A tarefa da filosofia é a de interpretar a escrita de camadas sobrepostas das expressões e gestos humanos. O trabalho interpretativo volta-se, em primeiro lugar, para o exame do conjunto do texto metafisico, a fim de desmascarar o modo pelo qual a linguagem passou do nomear as coisas concretas para o sistematizar verdades eternas.
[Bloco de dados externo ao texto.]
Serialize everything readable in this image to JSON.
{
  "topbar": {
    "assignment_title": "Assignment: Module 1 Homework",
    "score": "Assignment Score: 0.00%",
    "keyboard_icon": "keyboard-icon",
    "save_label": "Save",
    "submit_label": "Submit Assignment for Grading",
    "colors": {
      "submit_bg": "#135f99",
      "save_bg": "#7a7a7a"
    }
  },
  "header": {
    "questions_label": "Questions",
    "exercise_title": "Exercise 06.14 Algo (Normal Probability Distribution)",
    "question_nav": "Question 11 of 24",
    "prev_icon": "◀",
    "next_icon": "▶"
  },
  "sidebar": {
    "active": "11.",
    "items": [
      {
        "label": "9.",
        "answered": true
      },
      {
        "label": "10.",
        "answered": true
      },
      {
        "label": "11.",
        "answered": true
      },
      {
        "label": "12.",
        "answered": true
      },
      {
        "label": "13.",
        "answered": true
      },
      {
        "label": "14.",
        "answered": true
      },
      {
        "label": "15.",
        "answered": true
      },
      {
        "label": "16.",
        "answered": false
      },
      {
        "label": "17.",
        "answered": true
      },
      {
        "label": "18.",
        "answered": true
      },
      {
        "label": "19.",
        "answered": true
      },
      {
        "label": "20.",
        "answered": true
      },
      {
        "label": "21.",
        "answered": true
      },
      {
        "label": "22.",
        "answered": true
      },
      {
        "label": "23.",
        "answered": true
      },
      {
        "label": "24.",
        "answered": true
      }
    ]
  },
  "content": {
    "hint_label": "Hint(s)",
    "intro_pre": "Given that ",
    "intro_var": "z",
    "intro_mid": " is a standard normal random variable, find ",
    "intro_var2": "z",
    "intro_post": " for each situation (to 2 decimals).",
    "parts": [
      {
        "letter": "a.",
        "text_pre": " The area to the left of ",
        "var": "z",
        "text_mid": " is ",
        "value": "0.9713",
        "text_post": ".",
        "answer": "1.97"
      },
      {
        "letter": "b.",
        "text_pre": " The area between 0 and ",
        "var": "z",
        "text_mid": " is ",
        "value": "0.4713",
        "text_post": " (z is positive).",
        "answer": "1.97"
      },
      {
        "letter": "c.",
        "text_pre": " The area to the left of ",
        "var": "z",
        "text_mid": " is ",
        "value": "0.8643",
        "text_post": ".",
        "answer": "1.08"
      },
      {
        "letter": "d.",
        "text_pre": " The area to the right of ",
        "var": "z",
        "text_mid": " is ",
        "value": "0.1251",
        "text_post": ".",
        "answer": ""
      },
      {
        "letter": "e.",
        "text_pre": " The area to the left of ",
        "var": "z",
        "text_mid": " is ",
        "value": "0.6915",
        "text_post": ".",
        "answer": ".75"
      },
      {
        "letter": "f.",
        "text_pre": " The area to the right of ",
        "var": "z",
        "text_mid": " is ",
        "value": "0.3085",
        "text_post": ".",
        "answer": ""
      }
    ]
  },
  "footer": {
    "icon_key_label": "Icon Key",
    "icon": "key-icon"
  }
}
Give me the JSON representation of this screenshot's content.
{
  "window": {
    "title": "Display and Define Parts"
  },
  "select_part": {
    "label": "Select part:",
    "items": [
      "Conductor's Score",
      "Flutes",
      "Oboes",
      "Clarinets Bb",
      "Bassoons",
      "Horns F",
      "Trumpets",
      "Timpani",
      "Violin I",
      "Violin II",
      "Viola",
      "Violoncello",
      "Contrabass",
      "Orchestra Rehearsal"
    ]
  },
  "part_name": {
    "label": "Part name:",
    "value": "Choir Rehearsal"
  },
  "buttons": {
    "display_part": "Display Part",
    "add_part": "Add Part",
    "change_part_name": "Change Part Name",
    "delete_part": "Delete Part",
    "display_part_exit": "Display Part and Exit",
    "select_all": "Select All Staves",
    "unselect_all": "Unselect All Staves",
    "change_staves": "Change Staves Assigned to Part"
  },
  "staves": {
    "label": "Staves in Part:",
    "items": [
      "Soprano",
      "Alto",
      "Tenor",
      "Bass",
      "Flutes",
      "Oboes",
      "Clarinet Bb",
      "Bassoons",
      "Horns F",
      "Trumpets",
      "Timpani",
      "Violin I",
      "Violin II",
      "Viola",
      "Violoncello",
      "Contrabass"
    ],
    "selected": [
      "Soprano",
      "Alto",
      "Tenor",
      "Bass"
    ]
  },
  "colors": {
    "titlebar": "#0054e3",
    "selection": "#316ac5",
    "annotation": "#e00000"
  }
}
Como método de decifração, Nietzsche propõe a genealogia, que coloca em relevo os diferentes processos de instituição de um texto, mostrando as lacunas, os espaços em branco mais significativos, o que não foi dito ou foi reprimido e que permitiu erigir determinados conceitos em verdades absolutas e eternas. A genealogia( questionamento da origem dos valores), portanto, visa a resgatar o conhecimento primeiro e que foi transformado em verdade metafisica, estável e intemporal. Mas a vida é um devir- está sempre em movimento e, portanto, não é possível reduzi-la a conceitos abstratos, a significados estáveis e definitivos.
Para Nietzsche, o conhecimento resulta de uma luta, de um compromisso entre instintos. Pelo procedimento genealógico, ao compreender a avaliação que foi feita desses instintos, descobre que o único critério que se impõe é a vida. O critério da verdade, portanto, deixa de ser um valor racional para adquirir um valor de existência. O que Nietzsche quer dizer com critério da vida? Ao fazer o exame genealógico, pergunta-se que sentidos atribuídos às coisas fortalecem nosso querer-viver e quais o degeneram. Enfim, a interpretação genealógica questiona os valores para saber o que nos fortalece vitalmente e o que nos enfraquece.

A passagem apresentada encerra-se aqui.